WASHINGTON, RABU — Meskipun menjadi salah satu raksasa ekonomi dunia, oleh Pemerintah Amerika Serikat, China dikategorikan sebagai salah satu negara terburuk dalam isu perdagangan manusia. Catatan hak asasi manusia China dikategorikan rendah dan menempatkannya setara dengan Korea Utara, Kongo, dan Sudan.
"Beijing tidak sepenuhnya memenuhi standar minimum untuk penghapusan perdagangan manusia dan tidak melakukan upaya signifikan untuk mengupayakannya," kata laporan yang disampaikan Menteri Luar Negeri AS Rex Tillerson, Selasa (27/6), di Washington.
Dalam laporan tahunan Departemen Luar Negeri AS, China disebut tidak berbuat banyak untuk mengatasi persoalan perdagangan manusia dan melindungi korban perdagangan manusia. Penilaian itu merujuk pada sikap Beijing atas kelompok etnis Uighur yang kerap dipaksa bekerja.

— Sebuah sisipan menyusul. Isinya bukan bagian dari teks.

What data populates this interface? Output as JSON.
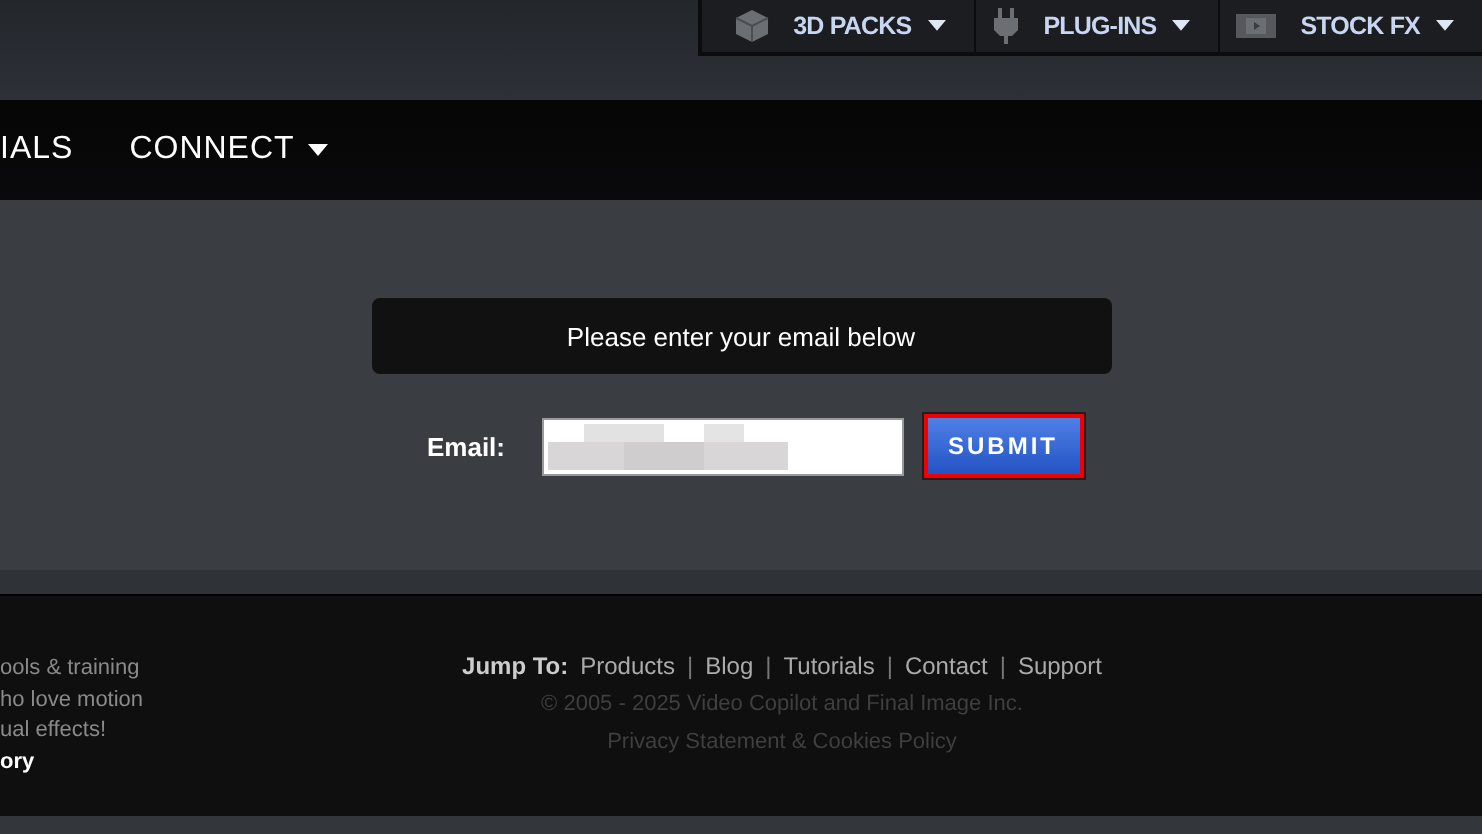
{
  "top_menu": [
    {
      "label": "3D PACKS",
      "kind": "cube",
      "dropdown": true
    },
    {
      "label": "PLUG-INS",
      "kind": "plug",
      "dropdown": true
    },
    {
      "label": "STOCK FX",
      "kind": "film",
      "dropdown": true
    }
  ],
  "main_nav": [
    {
      "label": "IALS",
      "dropdown": false
    },
    {
      "label": "CONNECT",
      "dropdown": true
    }
  ],
  "form": {
    "message": "Please enter your email below",
    "email_label": "Email:",
    "button": "SUBMIT"
  },
  "footer": {
    "about_lines": [
      "ools & training",
      "ho love motion",
      "ual effects!"
    ],
    "about_link": "ory",
    "jump_label": "Jump To:",
    "link_separator": "|",
    "links": [
      "Products",
      "Blog",
      "Tutorials",
      "Contact",
      "Support"
    ],
    "copyright": "© 2005 - 2025 Video Copilot and Final Image Inc.",
    "privacy": "Privacy Statement & Cookies Policy"
  }
}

Bagi AS, sikap Beijing itu berujung pada buruknya catatan hak asasi manusia China dan memasukkan China dalam kategori Tier 3 atau terendah dalam sis-tem pemeringkatan. Negara yang masuk dalam kategori itu dinilai gagal memenuhi standar minimum pencegahan perdagangan manusia.
Dalam laporan tahun 2016, AS menyebut China sebagai negara sumber, tujuan, dan transit untuk kerja paksa dan perdagangan seks. Laporan tersebut menggambarkan migran internal di China sangat rentan dan beberapa dipaksa bekerja di pabrik dan tambang batubara dengan sedikit pengawasan dari pemerintah. Dikatakan pria, wanita, dan anak-anak dari negara Asia lainnya, dan dari Afrika juga dieksploitasi.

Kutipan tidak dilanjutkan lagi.